A decision "involves a controlling question of law" if "resolution of the issue on appeal could materially affect the outcome of litigation in the district court." In re Baker & Getty Fin. Services, Inc., 954 F.2d 1169, 1172 n. 8 (6th Cir. 1992). Sixth Circuit law establishes that " 'substantial grounds for difference of opinion' exist only when there is conflicting authority on an issue." Serrano v. Cintas Corp., Nos. 04-40132, 06-12311, 2010 WL 940164, at *3 (E.D. Mich. Mar.10, 2010) (citing In re City of Memphis, 293 F.3d at 350-51). District courts in this Circuit have held that this occurs where: (1) an issue is difficult and of first impression; (2) a difference of opinion exists within the controlling circuit concerning the issue; or, (3) the circuits are split on the issue. Id. (citing Gaylord Entm't. Co. v. Gilmore Entm't. Grp., 187 F. Supp. 2d 926, 956 (M.D. Tenn.2001)).

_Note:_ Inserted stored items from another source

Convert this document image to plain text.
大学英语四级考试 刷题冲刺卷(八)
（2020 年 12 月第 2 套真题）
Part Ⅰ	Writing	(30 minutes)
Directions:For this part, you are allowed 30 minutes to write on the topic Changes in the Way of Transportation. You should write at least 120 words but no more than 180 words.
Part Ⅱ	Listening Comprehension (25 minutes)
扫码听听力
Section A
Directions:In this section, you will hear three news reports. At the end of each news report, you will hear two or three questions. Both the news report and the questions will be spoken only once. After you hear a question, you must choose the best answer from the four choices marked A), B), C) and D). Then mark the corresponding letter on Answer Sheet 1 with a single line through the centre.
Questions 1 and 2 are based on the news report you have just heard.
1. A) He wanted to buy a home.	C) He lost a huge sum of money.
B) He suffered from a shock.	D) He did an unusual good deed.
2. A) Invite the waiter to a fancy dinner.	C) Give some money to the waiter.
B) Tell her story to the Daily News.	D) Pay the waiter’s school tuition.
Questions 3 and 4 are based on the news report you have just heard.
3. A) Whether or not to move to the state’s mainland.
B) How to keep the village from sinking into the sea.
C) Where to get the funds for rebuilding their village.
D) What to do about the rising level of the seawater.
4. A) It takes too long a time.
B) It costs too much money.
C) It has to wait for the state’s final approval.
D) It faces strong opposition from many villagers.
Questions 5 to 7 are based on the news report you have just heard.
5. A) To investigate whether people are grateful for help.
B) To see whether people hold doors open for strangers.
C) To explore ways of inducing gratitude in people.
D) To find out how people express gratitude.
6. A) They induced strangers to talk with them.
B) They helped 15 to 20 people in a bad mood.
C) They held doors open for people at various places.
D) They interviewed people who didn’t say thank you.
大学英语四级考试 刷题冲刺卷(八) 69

The Court does not believe that there is a controlling question of law or one that, if resolved, could materially advance the ultimate termination of this litigation. As this Court stated in its March 16, 2016 decision, even if Plaintiff must show an adverse action to prevail on her § 1981 and ELCRA claims, the facts of this case are such that it is a jury question whether the terms and conditions of her employment were altered as a result of her encounter with a racist patient and Defendant's response to the patient. This factual dispute renders interlocutory appeal inappropriate.
Accordingly,
IT IS ORDERED, that Defendant's Motion for Reconsideration or, in the Alternative, Motion to Certify an Order for Interlocutory Appeal is DENIED.
s/ Linda V. Parker
LINDA V. PARKER
U.S. DISTRICT JUDGE Dated: May 19, 2016 I hereby certify that a copy of the foregoing document was mailed to counsel of record and/or pro se parties on this date, May 19, 2016, by electronic and/or U.S. First Class mail.